Best Teams and Strategies
Statistically, PFF Fantasy Redraft Editor Alex Miglio easily came away with the best squad. Despite leaving two percent ($4) of his funds in his pocket, he put together a team worth 114% ($228), according to our projections. Alex’s highlights included finding three of the top seven values of the day – two of which came at the valuable running back position (Darren Sproles, Fred Jackson, Eric Decker). He landed Aaron Rodgers at quarterback and will go with a Jacob Tamme-Tony Gonzalez platoon at tight end. Brandon Marshall, Denarius Moore, and Doug Martin fill out his starting lineup.
One very interesting squad is that of the man who organized the mock, Eric Yeomans. Eric went with the RB-heavy approach, spending 69 percent of his cash on the position. Arian Foster, Steven Jackson, and Trent Richardson give him the best trio in the league, but it cost him at wide receiver (Reggie Wayne, Greg Little, Mike Williams). Of course, he only spent 8.5 percent of his cap on those three pass catchers. Meanwhile, Michael Vick (13 percent) and Jason Witten (six percent) still leave him with strong contributors at quarterback and tight end, respectively.
The final team we’ll look at today is the one I put together. As everyone who participated in this auction will tell you, it was a very frustrating process. It was almost impossible to get a steal, leaving the results looking very much like those out of a snake draft. Still, a handful of teams came out looking pretty strong. I think I was one of them, even though I ended up weak at the all-important running back position. Ryan Mathews (24 percent) was one of the most expensive buys of the day, but I had a quarter of my budget put aside for a star at the position anyways. Jahvid Best is my No. 2 and, despite his concussion issues, is still a formidable option in PPR leagues. I went with quality depth and handcuffs the rest of the way and I fully expect one of Mark Ingram, Michael Bush, Javon Ringer, LeGarrette Blount, and Alex Green to pan out.
After spending 41 percent on running backs, I threw 39 percent at wide receiver. That landed me a strong group that includes Victor Cruz (hey, I like him more than the Rotoworld consensus), Percy Harvin, Robert Meachem, Nate Washington, and Lance Moore. Drew Brees and Vernon Davis give me top options at quarterback and tight end, respectively.
I can’t say it enough – this was a tough auction. The good news is that we get a really good feel for the value of each player when everyone knows what they are doing and takes it seriously (and when no one is on auto draft!). The bad news is that the analysis I did today, while certainly helpful, was a bit boring.
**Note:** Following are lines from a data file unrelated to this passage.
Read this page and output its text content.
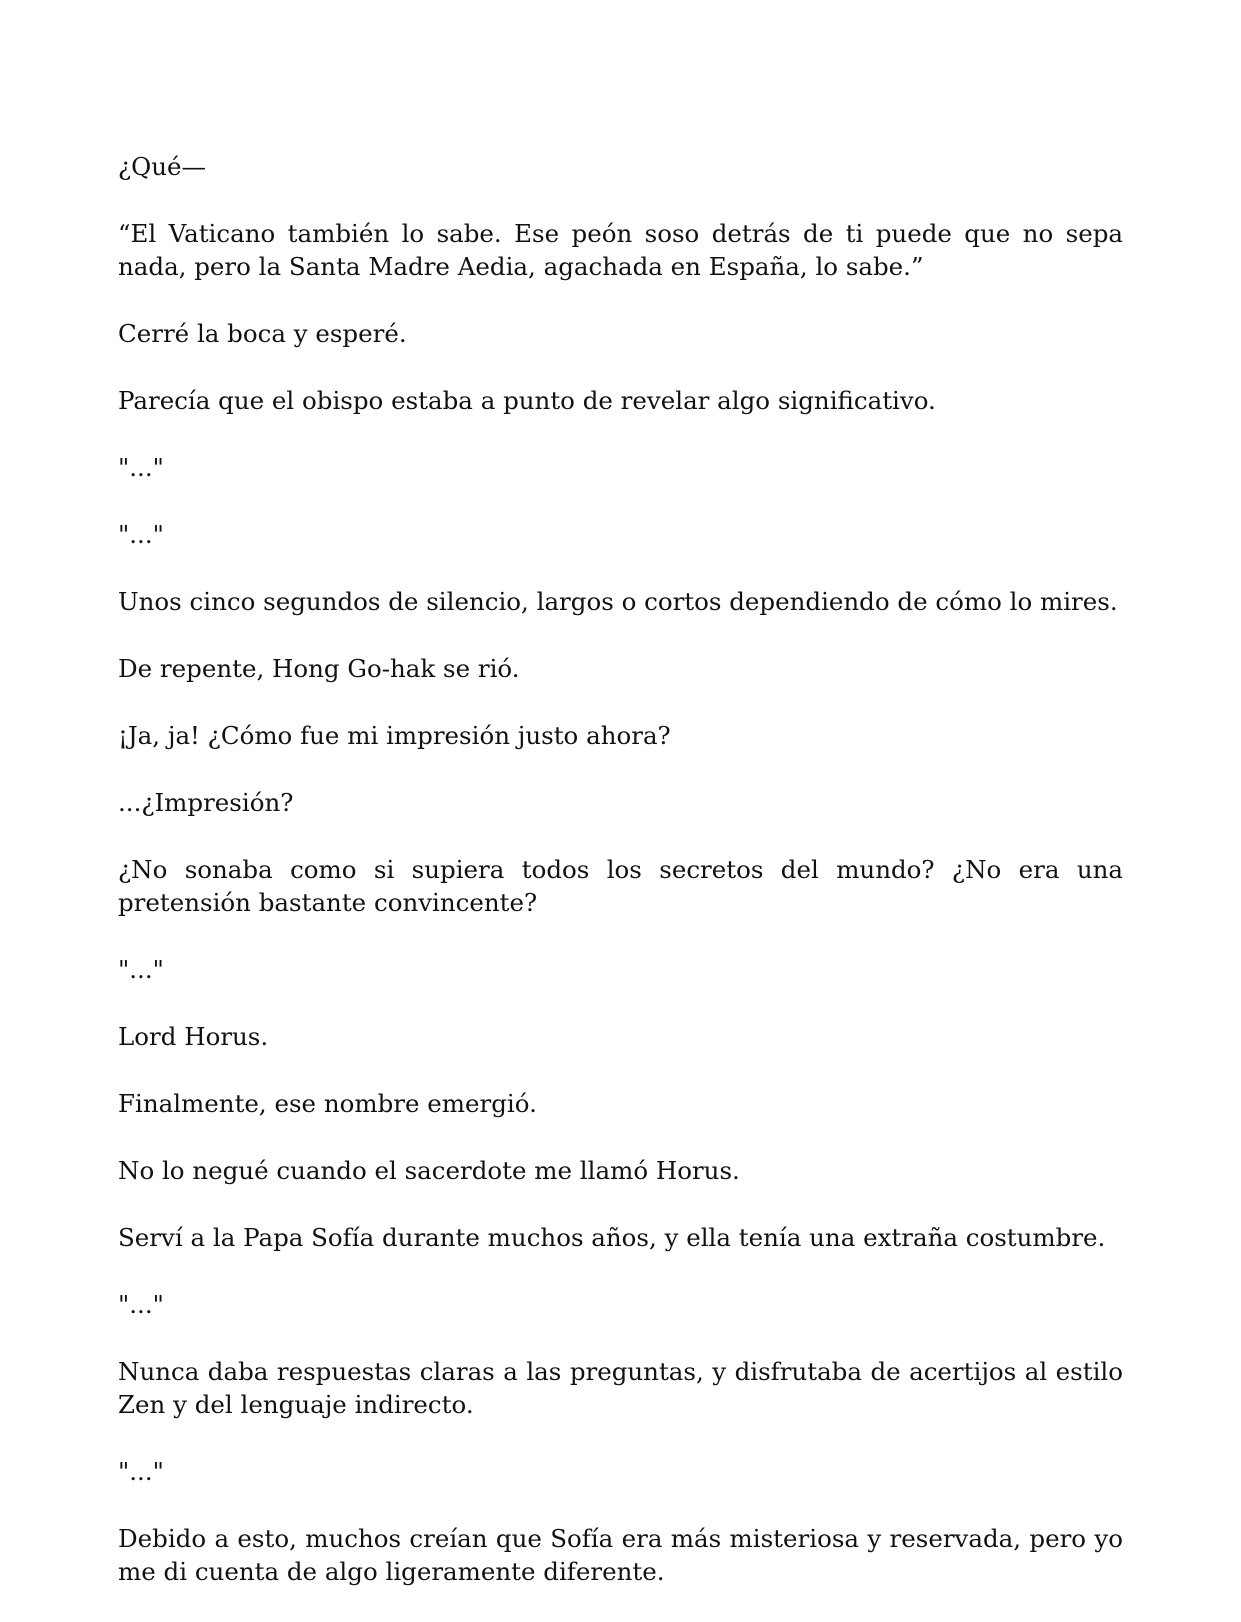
¿Qué—

“El Vaticano también lo sabe. Ese peón soso detrás de ti puede que no sepa nada, pero la Santa Madre Aedia, agachada en España, lo sabe.”

Cerré la boca y esperé.

Parecía que el obispo estaba a punto de revelar algo significativo.

"..."

"..."

Unos cinco segundos de silencio, largos o cortos dependiendo de cómo lo mires.

De repente, Hong Go-hak se rió.

¡Ja, ja! ¿Cómo fue mi impresión justo ahora?

...¿Impresión?

¿No sonaba como si supiera todos los secretos del mundo? ¿No era una pretensión bastante convincente?

"..."

Lord Horus.

Finalmente, ese nombre emergió.

No lo negué cuando el sacerdote me llamó Horus.

Serví a la Papa Sofía durante muchos años, y ella tenía una extraña costumbre.

"..."

Nunca daba respuestas claras a las preguntas, y disfrutaba de acertijos al estilo Zen y del lenguaje indirecto.

"..."

Debido a esto, muchos creían que Sofía era más misteriosa y reservada, pero yo me di cuenta de algo ligeramente diferente.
There were no major steals and certainly no terrible picks. It wasn’t easy to find a team I could tear apart for making a big mistake or two.
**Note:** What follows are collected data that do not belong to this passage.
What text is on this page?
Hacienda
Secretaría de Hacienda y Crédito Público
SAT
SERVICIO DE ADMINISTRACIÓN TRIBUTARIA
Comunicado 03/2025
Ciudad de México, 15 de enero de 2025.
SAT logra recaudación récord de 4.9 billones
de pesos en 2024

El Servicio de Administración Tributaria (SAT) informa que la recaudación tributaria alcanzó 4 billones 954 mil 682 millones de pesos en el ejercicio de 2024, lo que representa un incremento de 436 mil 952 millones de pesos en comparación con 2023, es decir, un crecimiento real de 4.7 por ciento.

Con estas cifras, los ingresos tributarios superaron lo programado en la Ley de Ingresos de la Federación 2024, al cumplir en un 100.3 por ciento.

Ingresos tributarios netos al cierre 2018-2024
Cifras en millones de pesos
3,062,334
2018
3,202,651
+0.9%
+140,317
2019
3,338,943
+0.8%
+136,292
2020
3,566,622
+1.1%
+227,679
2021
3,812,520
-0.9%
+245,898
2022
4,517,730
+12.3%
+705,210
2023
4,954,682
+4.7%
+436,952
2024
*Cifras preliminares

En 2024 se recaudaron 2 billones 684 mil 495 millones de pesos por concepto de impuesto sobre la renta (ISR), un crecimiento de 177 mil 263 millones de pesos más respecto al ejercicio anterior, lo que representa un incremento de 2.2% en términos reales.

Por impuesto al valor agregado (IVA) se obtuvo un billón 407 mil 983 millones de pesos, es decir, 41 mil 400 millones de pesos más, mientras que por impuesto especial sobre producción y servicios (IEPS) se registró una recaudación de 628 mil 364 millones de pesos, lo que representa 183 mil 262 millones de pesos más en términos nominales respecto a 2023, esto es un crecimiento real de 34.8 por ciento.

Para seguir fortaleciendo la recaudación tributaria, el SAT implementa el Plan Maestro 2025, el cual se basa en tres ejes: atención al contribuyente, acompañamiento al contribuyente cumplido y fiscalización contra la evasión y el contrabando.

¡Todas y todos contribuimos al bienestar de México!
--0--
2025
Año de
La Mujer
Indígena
At the end of the day, the lesson here is to follow your board and stay patient. Don’t overspend and make sure you pounce at the right time. This was a tough, competitive league full of experienced auction leaguers. When you’re up against even above average competition, play it right and you’ll land yourself a team that would make the best team in this league look average.